Está claro que muchos no encajamos con el ejemplo de adulto
de la época pasada, pero también hay que tener en cuenta que somos el resultado
de un caldo de cultivo totalmente distinto. Será esto bueno, será malo... Pues como todo: es así, con sus cosillas. Esto
es lo que lo hace real, auténtico y vivible. Quizás no esté asalariada,
tampoco tengo nadie de quien ocuparme, ni un perro siquiera, comparto piso con
una amiga y sí, tengo mucho tiempo libre y mucho de ese tiempo me lo paso
frente al ordenador. Tengo veintisiete años y sigo estudiando. No soy ni tonta,
ni vaga. Me muevo a ciegas por un camino incierto que vamos pintando entre
todos. A veces tengo miedo, me siento una fracasada y me gustaría estar
trabajando de cualquier cosa. Pienso mucho y sigo soñando. Me gusta enamorarme
pero jamás viviría en pareja. ¿Soy adolescente? ¿Soy adulta? ¿Qué etiqueta le
ponemos a esta gente que estamos en el medio? ¿Acaso no tenemos derecho a
existir sólo porque los psicólogos sociales aún no nos hayan metido en la
casilla correspondiente esclarecedora del porqué de la vida? O quizás ya lo
habrán hecho…
No sé, lo único cierto es que yo voy a seguir observando el
mundo desde mis ojos y ojalá nunca llegué el momento en que crea que sé todo lo
que necesito saber. Para mí, eso es la ignorancia.

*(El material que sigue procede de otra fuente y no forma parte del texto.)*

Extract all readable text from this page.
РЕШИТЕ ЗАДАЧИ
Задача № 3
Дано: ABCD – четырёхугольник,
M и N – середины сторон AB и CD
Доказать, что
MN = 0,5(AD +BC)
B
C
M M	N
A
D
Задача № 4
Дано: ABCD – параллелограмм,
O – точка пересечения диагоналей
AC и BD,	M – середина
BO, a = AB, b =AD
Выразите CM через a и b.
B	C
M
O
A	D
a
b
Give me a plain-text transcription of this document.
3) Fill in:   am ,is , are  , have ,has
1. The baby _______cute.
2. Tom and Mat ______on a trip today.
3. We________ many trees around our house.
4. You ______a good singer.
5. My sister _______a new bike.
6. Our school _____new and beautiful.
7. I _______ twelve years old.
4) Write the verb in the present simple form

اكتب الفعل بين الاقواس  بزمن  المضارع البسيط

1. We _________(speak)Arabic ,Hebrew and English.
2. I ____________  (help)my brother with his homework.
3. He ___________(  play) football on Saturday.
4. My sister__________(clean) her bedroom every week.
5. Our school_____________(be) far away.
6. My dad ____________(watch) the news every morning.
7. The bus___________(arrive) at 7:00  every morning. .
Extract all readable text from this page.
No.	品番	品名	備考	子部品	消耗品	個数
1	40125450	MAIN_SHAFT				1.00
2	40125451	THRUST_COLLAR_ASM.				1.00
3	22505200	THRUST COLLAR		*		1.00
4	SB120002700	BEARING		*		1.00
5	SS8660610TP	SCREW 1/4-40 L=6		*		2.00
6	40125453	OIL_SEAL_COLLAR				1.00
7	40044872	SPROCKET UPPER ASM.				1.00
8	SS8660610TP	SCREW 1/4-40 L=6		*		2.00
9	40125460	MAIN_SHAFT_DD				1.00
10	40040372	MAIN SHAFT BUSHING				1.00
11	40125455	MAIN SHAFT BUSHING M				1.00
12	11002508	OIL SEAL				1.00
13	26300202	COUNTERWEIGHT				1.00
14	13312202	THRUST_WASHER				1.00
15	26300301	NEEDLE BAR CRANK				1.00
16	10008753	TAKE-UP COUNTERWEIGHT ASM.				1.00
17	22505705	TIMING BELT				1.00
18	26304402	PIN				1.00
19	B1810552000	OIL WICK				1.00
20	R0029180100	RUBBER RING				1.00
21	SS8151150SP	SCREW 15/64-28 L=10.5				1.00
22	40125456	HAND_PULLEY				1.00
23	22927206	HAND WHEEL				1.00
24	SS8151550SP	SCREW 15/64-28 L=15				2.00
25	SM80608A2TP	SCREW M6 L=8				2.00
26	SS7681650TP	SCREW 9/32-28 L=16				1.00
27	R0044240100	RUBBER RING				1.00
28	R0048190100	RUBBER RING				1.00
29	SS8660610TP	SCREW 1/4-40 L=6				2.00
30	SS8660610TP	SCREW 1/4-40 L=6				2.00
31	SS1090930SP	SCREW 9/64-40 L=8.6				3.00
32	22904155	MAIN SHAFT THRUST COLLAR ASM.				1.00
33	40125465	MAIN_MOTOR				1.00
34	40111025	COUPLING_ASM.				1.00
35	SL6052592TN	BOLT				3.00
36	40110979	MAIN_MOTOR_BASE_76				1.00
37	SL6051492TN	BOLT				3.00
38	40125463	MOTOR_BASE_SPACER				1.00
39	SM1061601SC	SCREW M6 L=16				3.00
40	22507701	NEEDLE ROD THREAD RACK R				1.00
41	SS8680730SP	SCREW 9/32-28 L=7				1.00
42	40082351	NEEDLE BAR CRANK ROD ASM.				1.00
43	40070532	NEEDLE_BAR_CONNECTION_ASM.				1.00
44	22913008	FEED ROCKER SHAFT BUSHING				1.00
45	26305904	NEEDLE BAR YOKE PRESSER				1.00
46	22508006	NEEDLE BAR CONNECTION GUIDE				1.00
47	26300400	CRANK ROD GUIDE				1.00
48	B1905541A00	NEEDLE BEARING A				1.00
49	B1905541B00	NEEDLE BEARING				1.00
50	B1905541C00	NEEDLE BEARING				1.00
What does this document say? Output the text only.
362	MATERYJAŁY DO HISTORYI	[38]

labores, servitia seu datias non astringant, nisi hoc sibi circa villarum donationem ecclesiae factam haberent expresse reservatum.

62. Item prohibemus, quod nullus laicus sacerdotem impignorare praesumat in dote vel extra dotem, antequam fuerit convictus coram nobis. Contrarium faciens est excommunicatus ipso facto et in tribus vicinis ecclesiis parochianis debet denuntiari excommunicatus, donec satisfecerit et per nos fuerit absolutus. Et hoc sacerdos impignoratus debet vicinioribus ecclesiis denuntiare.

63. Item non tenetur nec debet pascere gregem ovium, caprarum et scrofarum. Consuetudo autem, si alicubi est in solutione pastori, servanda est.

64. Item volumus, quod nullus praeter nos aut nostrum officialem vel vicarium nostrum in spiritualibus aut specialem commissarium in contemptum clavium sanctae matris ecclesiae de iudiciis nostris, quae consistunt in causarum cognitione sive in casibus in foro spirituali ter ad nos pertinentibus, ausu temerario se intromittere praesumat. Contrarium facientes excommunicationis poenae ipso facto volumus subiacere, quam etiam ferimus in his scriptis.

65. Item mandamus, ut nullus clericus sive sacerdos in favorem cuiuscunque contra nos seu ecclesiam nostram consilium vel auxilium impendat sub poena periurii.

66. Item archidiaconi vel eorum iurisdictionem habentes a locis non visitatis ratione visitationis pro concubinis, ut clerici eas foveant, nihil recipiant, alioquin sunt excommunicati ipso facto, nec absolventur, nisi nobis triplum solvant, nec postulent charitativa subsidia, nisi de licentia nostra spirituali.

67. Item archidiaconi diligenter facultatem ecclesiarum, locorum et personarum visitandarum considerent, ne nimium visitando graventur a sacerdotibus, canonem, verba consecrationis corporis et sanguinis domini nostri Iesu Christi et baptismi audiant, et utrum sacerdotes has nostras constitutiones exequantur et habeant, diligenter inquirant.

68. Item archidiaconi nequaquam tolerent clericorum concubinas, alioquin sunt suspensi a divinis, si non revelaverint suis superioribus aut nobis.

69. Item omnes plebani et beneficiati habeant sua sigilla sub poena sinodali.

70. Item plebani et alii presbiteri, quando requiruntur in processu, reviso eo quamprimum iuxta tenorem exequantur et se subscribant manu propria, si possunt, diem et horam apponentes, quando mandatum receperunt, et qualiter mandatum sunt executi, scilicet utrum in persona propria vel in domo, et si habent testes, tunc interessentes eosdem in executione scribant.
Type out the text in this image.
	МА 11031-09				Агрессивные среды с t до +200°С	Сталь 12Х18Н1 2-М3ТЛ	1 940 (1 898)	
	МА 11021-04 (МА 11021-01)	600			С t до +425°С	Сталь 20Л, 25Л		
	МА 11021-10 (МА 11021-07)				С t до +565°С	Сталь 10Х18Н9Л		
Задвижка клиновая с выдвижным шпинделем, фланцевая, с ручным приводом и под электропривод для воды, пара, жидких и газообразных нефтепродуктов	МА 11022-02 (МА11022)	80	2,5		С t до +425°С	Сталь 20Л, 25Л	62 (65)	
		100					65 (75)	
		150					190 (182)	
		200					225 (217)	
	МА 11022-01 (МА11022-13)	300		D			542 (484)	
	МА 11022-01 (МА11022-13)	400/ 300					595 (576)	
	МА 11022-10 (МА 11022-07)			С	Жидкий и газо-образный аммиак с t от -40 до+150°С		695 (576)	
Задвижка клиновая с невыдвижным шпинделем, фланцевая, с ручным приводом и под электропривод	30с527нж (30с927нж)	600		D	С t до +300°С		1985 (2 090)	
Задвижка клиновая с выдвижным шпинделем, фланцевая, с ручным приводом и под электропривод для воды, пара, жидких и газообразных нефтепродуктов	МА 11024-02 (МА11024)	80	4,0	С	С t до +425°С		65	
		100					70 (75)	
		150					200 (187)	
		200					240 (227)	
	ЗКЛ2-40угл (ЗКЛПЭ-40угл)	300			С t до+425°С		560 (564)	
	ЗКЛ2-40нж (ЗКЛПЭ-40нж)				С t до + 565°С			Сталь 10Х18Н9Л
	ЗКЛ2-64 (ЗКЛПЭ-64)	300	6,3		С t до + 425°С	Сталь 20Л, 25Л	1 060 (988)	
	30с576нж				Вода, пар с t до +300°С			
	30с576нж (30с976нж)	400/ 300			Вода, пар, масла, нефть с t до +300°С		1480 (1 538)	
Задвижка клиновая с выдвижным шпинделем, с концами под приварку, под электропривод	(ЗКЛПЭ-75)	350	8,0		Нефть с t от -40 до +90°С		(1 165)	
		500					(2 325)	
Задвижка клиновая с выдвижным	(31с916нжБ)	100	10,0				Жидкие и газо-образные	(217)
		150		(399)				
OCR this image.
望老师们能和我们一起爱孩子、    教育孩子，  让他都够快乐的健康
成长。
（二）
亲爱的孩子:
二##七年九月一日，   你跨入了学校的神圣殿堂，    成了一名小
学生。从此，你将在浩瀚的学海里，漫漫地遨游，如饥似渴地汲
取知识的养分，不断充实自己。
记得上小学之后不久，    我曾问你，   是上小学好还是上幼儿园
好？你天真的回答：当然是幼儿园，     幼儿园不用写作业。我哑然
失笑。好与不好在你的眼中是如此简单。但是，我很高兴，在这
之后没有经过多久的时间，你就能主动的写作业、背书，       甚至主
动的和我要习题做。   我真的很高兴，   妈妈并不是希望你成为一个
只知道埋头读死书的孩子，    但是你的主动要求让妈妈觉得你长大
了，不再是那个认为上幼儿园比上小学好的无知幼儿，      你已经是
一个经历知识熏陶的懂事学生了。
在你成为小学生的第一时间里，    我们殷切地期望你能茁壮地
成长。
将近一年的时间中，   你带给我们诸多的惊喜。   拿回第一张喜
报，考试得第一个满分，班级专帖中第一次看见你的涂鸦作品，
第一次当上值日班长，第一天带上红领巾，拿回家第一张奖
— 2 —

Puedo entender que les resulte chocante la manera de desenvolverse de la juventud actual (creo que la generación adulta anterior a la suya tampoco estaba muy contenta con ustedes). Será que ninguna de las anteriores generaciones tuvo tanta información a su alcance ni tanto
tiempo para asimilarla como nosotros estamos teniendo. Y sólo por esto, debo admitir que alguna vez me sentí afortunda, a la deriva, en la tormenta, en este barco sin timón.